A wide variety of model performance measures have been devised. Despite the popularity of mean squared error for numeric models and simple accuracy for classification models, there are many other choices. For my part, I generally prefer mean absolute error for numeric models and the AUC (for class separation) and informational loss (for probability assessment) for classification models.

This log entry is pretty much just a quick giveaway: I have constructed a generic performance calculation MATLAB routine, SampleError.m. Its operation is straightforward, but I find it handy to contain all of these measures in one routine, with the ability to switch among them as a simple parameter change.
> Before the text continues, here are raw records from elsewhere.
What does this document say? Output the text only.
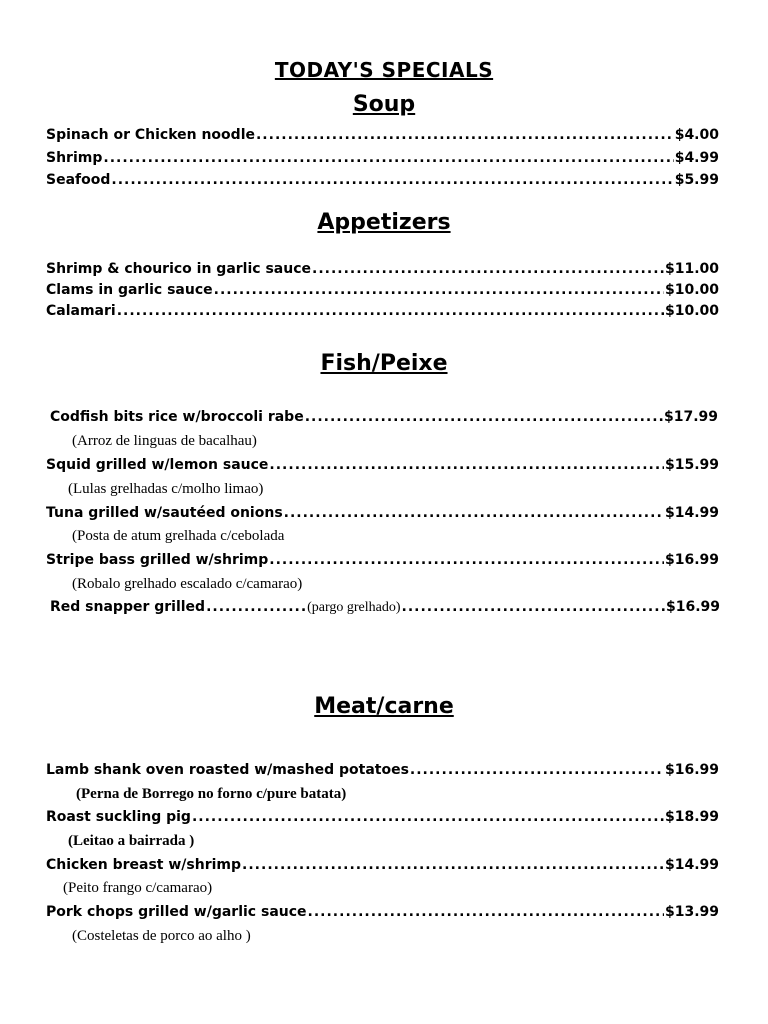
TODAY'S SPECIALS
Soup
Spinach or Chicken noodle .....	$4.00
Shrimp .....	$4.99
Seafood .....	$5.99
Appetizers
Shrimp & chourico in garlic sauce .....	$11.00
Clams in garlic sauce .....	$10.00
Calamari .....	$10.00
Fish/Peixe
Codfish bits rice w/broccoli rabe .....	$17.99
(Arroz de linguas de bacalhau)
Squid grilled w/lemon sauce .....	$15.99
(Lulas grelhadas c/molho limao)
Tuna grilled w/sautéed onions .....	$14.99
(Posta de atum grelhada c/cebolada
Stripe bass grilled w/shrimp .....	$16.99
(Robalo grelhado escalado c/camarao)
Red snapper grilled .....	(pargo grelhado) .....	$16.99
Meat/carne
Lamb shank oven roasted w/mashed potatoes .....	$16.99
(Perna de Borrego no forno c/pure batata)
Roast suckling pig .....	$18.99
(Leitao a bairrada )
Chicken breast w/shrimp .....	$14.99
(Peito frango c/camarao)
Pork chops grilled w/garlic sauce .....	$13.99
(Costeletas de porco ao alho )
The use of this routine is simple and is explained by help SampleError and it makes a great building block for modeling routines.

I update many of my MATLAB routines from time to time, and this one is no exception. Presently, though, the following performance measures are supported:

'L-1' (mean absolute error)
'L-2' (mean squared error)
'L-4'
'L-16'
'L-Infinity'
'RMS' (root mean squared error)
'AUC' (requires tiedrank() from Statistics Toolbox)
'Bias'
'Conditional Entropy'
'Cross-Entropy'
'F-Measure'
'Informational Loss'
'MAPE'
'Median Squared Error'
'Worst 10%'
'Worst 20%'

Note: I still need to verify the Cross-Entropy measure. The last two are classification performance measures, being the proportion of the target class found in the predicted most likely 10% and 20%, respectively.

Incidentally, I'd appreciate any feedback on any of the code in this Web log, whether it be about typos, outright coding errors of efficiency issues. Also, please send suggestions for additional measures.